No doubt you can think of great movie moments, such as in Casablanca (too many in there to list!) when Ilsa tells Sam to “play it again.” Or when Scout meets Boo in To Kill a Mockingbird. Or in City Slickers when Billy Crystal’s character is holding up his finger to indicate the meaning of life. One of my favorite moments is in Babe, when Farmer Hoggett at the end of the sheep trials looks at Babe and says, “That’ll do, pig.” Of course, these moments have been set up so when they play out they’re powerful, but you want to think how in every scene you must have some moment. This is what you’re building to—either some revelation of plot or of character.
Just Why Is Your Character There?
So maybe you’ve put together this first scene. Just why is your character there? What’s her reason or need to be in that place, that moment? What do you plan to reveal in that scene that is significant and important? These questions are especially important to consider when constructing your first scene because, as you now understand, you have to set up the visible goal and the MDQ for the entire book. So you need to pick a moment that will do this the best way. Too often the first few scenes of a novel aren’t doing this. The protagonist is off doing something, talking to someone, and nothing is really happening—at least nothing significant. There are no high moments and no natural sense of conclusion to those scenes.
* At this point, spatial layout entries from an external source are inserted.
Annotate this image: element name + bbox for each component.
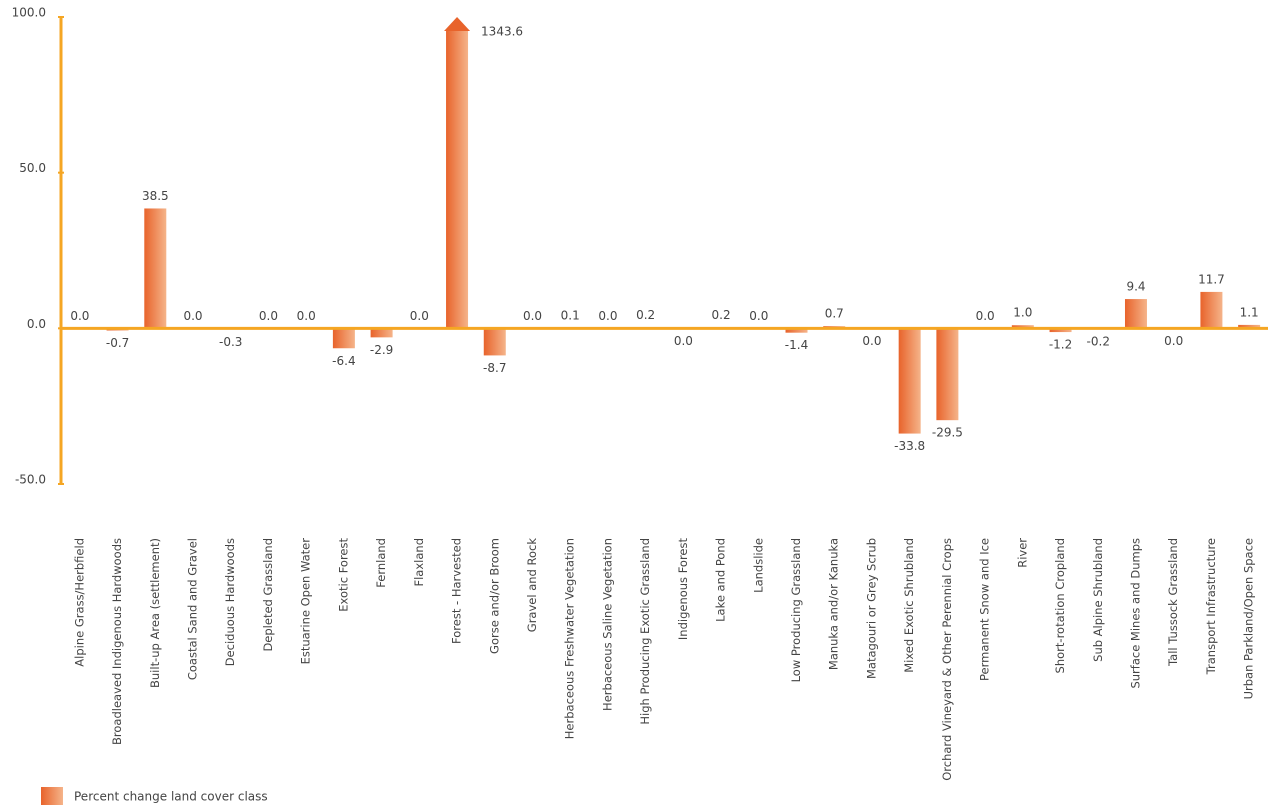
x-tick-label: Broadleaved Indigenous Hardwoods — [110, 538, 124, 745]
value-label: 1343.6 — [481, 25, 523, 39]
x-tick-label: Built-up Area (settlement) — [148, 538, 162, 688]
x-tick-label: Surface Mines and Dumps — [1128, 538, 1142, 689]
legend-swatch — [41, 787, 63, 805]
value-label: -1.4 — [785, 338, 808, 352]
bar — [1011, 325, 1034, 329]
bar — [332, 328, 355, 349]
value-label: 0.0 — [749, 309, 768, 323]
bar — [936, 328, 959, 421]
x-tick-label: Manuka and/or Kanuka — [827, 538, 841, 670]
x-tick-label: Landslide — [751, 538, 765, 593]
x-tick-label: Exotic Forest — [336, 538, 350, 612]
x-tick-label: High Producing Exotic Grassland — [638, 538, 652, 725]
x-tick-label: Flaxland — [412, 538, 426, 587]
x-tick-label: Lake and Pond — [714, 538, 728, 622]
value-label: 0.1 — [561, 309, 580, 323]
y-tick-label: 100.0 — [12, 6, 46, 20]
bar — [370, 328, 393, 338]
x-tick-label: Sub Alpine Shrubland — [1091, 538, 1105, 662]
value-label: -8.7 — [483, 361, 506, 375]
x-tick-label: Tall Tussock Grassland — [1166, 538, 1180, 667]
value-label: -0.7 — [106, 336, 129, 350]
value-label: 0.0 — [410, 309, 429, 323]
x-tick-label: Gravel and Rock — [525, 538, 539, 633]
x-tick-label: Matagouri or Grey Scrub — [864, 538, 878, 679]
value-label: 38.5 — [142, 189, 169, 203]
value-label: -6.4 — [332, 354, 355, 368]
value-label: 0.0 — [297, 309, 316, 323]
value-label: -0.3 — [219, 335, 242, 349]
bar — [1200, 291, 1223, 329]
value-label: 1.1 — [1240, 305, 1259, 319]
x-tick-label: Alpine Grass/Herbfield — [72, 538, 86, 667]
x-tick-label: Forest - Harvested — [450, 538, 464, 644]
x-tick-label: Herbaceous Freshwater Vegetation — [563, 538, 577, 739]
x-tick-label: Depleted Grassland — [261, 538, 275, 652]
x-tick-label: Herbaceous Saline Vegetation — [600, 538, 614, 711]
y-tick-label: 0.0 — [27, 317, 46, 331]
value-label: -2.9 — [370, 343, 393, 357]
value-label: 0.7 — [825, 307, 844, 321]
value-label: -33.8 — [894, 439, 925, 453]
x-tick-label: Coastal Sand and Gravel — [186, 538, 200, 680]
x-tick-label: Urban Parkland/Open Space — [1242, 538, 1256, 699]
bars — [68, 30, 1261, 434]
bar — [898, 328, 921, 434]
x-tick-label: Fernland — [374, 538, 388, 588]
value-label: 0.0 — [862, 334, 881, 348]
value-label: 11.7 — [1198, 272, 1225, 286]
overflow-arrow — [444, 17, 471, 31]
bar — [144, 208, 167, 329]
value-label: 0.0 — [674, 334, 693, 348]
x-tick-label: River — [1015, 538, 1029, 568]
value-label: 0.0 — [70, 309, 89, 323]
x-tick-label: Orchard Vineyard & Other Perennial Crops — [940, 538, 954, 781]
value-label: -29.5 — [932, 426, 963, 440]
value-label: 0.2 — [712, 308, 731, 322]
x-tick-label: Indigenous Forest — [676, 538, 690, 641]
x-tick-label: Mixed Exotic Shrubland — [902, 538, 916, 673]
x-tick-label: Transport Infrastructure — [1204, 538, 1218, 675]
value-label: -0.2 — [1087, 334, 1110, 348]
value-label: 0.0 — [523, 309, 542, 323]
value-label: 0.0 — [183, 309, 202, 323]
x-tick-label: Permanent Snow and Ice — [978, 538, 992, 681]
value-label: 0.0 — [1164, 334, 1183, 348]
value-label: 0.2 — [636, 308, 655, 322]
value-label: 0.0 — [259, 309, 278, 323]
x-tick-label: Deciduous Hardwoods — [223, 538, 237, 666]
bar — [1124, 299, 1147, 329]
value-label: 0.0 — [976, 309, 995, 323]
value-label: 0.0 — [598, 309, 617, 323]
value-label: 9.4 — [1126, 280, 1145, 294]
x-tick-label: Low Producing Grassland — [789, 538, 803, 682]
x-tick-label: Short-rotation Cropland — [1053, 538, 1067, 673]
x-tick-label: Gorse and/or Broom — [487, 538, 501, 654]
bar — [446, 30, 469, 329]
y-tick-label: 50.0 — [19, 161, 46, 175]
x-tick-label: Estuarine Open Water — [299, 538, 313, 665]
value-label: 1.0 — [1013, 306, 1032, 320]
bar — [1049, 328, 1072, 333]
value-label: -1.2 — [1049, 338, 1072, 352]
y-tick-label: -50.0 — [15, 473, 46, 487]
bar — [483, 328, 506, 356]
bar — [1238, 324, 1261, 329]
legend-label: Percent change land cover class — [74, 790, 268, 804]
bar — [785, 328, 808, 333]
Writers may feel this is the way to show the “everyman” character in his ordinary world, but as I discussed in early posts, that is just plain boring. In next week’s post I’ll go more into scene structure.
This week, spend some time thinking of a situation that can launch your protagonist headfirst into his story, and focus on the moment that you want to build to. If you already have a first scene written, examine it to see if it’s really working. If you’re not sure, think of three other possible settings and/or situations you can place your character in that might help intensify the moment you need to effectively detonate your novel. Make sure it’s a terrific one, because, as you’ve learned, many agents and editors won’t read past the first few paragraphs.